Wales Meets Targets To Reduce Biodegradable Waste Sent To Landfill

Minister for Natural Resources, Culture and Sport John Griffiths has congratulated Welsh councils for meeting targets to reduce the amount of biodegradable waste sent to landfill, reducing the amount of harmful greenhouse gases released in the process.

Wales has met its demanding targets for 2013/14, with councils sending 23 percent less biodegradable waste to landfill than the targets allowed.

Since the Landfill Allowance Scheme began in 2005/2006, Welsh councils have reduced the amount of biodegradable municipal waste sent to landfill by 59 percent.

John Griffiths said: “I am pleased to see that we are continuing to meet our targets to reduce the amount of biodegradable waste we send to landfill; Welsh councils sent five percent less to landfill compared to last year.

“It demonstrates that we are continuing to progress even as the targets become more challenging. We will continue to work with councils to support them to improve.

“Wales is leading the way in reducing the waste we sent to landfill and recycling, composting and reusing as much as possible. As well as helping councils to avoid landfill taxes, there is a clear environmental benefit. Biodegradable waste in landfill sites produces methane, which is 25 times more powerful than carbon dioxide as a greenhouse gas.”

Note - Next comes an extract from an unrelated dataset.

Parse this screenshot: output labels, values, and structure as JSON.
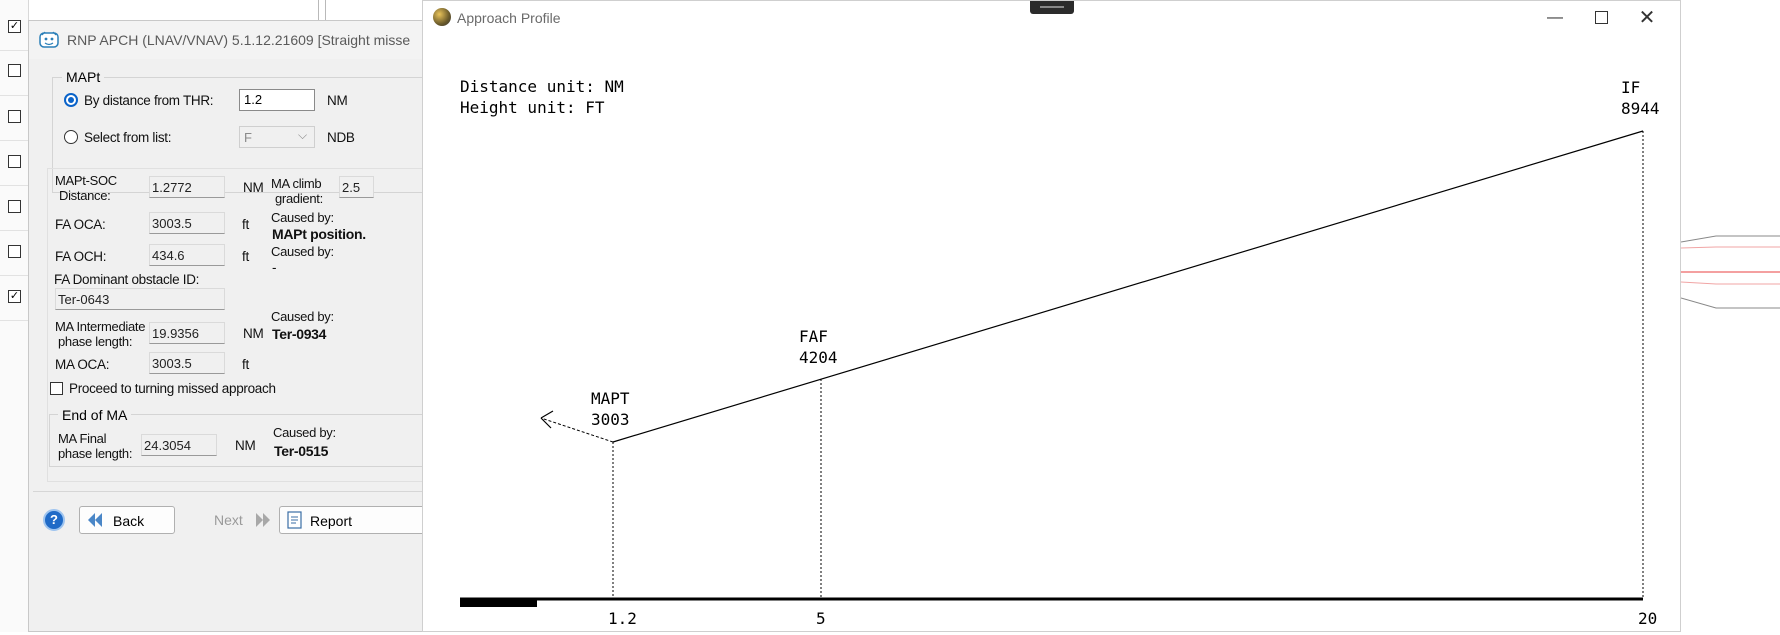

Eight councils, Blaenau Gwent, Bridgend, Ceredigion, Denbighshire, Monmouthshire, Neath Port Talbot, Powys and Torfaen, used less that 70 percent of their allowances. However, four councils exceeded this year’s allowance, which is reducing year on year.  Welsh Government will continue to work with these councils to help them to improve.

Ceri Davies, Executive Director for Natural Resources Wales (NRW) said:“It is great to see that local authorities are stepping up to meet this challenge. Less waste going to landfill shows that we are managing our resources better, which is good for the people, economy and environment of Wales.”


Despite the country meeting its target, four councils exceeded their allowances for the amount of biodegradable municipal waste they diverted from landfill

Natural Resources Wales warned in its annual report on the Landfill Allowance Scheme Wales that Cardiff, Flintshire, Merthyr Tydfil and Newport must improve or risk missing future landfill diversion targets.